One explanation is that they were powerless in the face of federal action. If true, this would necessitate a corollary to Adams's observation -- self-enhancement increases as the relative size of the government body increases. This should worry us, as it portends a fundamental shift in power -- over time and across many legal areas -- as more "Katrinas" happen. Federalists and libertarians should not be the only ones that ask tough questions about this evolutionary arc of our government.
Another possible explanation is that Delaware is not as concerned about the federal-state power dynamic as it is about its power vis-à-vis other states. After all, Delaware is competing for corporate charters with California and New York, not Washington. (At least not yet!) Here again we see a collective action problem of sorts that keeps the various states from a coordinated and unitary response that is needed when an emergency is "national." In this world, Delaware can be expected to spring into action only when the federal government intrudes to an extent that makes state corporate charters -- and the fees, prestige, and so on they bring -- irrelevant. Even then, it isn't clear what power the Small Wonder would have in the face of a federalization of corporate law.

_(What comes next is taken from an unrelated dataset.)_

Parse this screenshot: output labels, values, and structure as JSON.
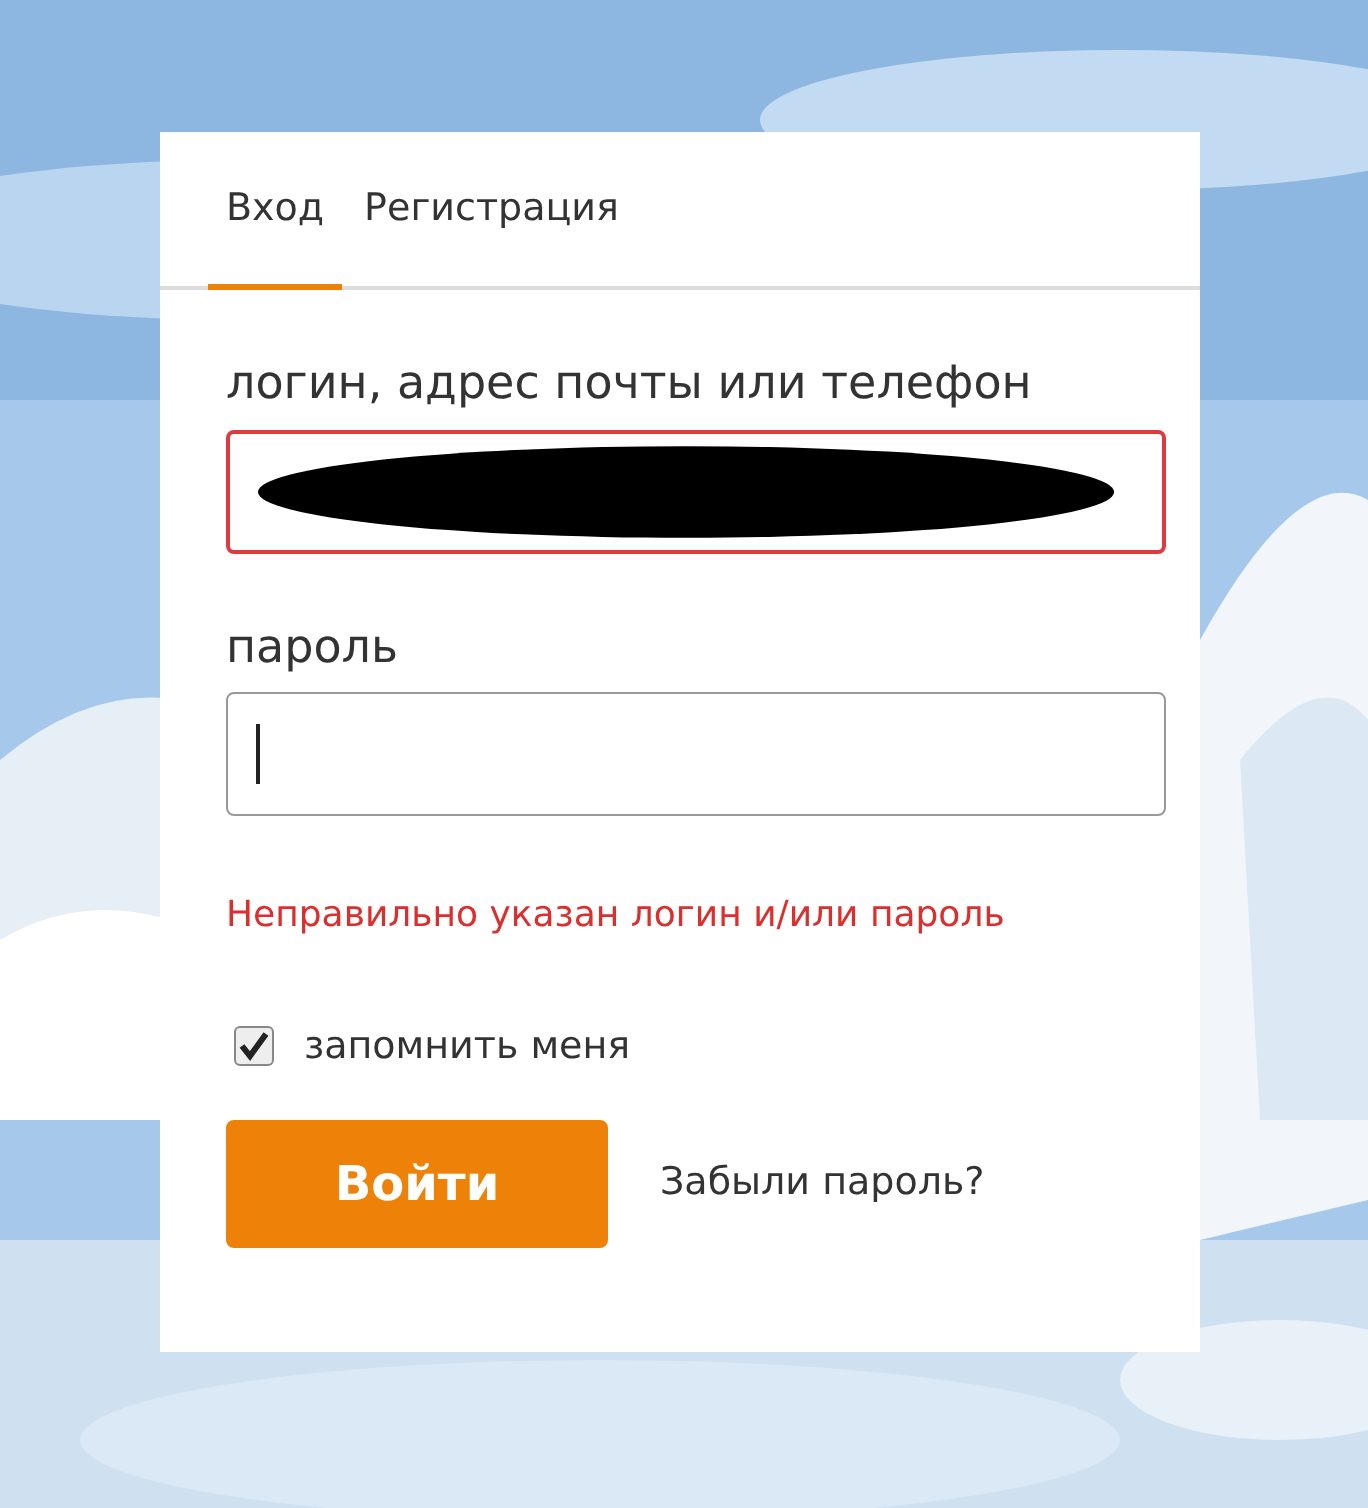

Whether the explanation is one of these or some other possibility, the fact remains that federal power seems to consistently take the opportunities for enhancement that we give it. This is not good or bad in itself. There are likely to be salutary effects from the Sarbanes-Oxley reforms over the long term, not to mention the arguable impact that the legislation had on consumer and investor confidence in the immediate aftermath of Enron. But even when taken in the best possible light, the fact that the reforms here and in other areas of law were (must have been?) federal is cause for concern for those who believe there is wisdom in dispersion of government power.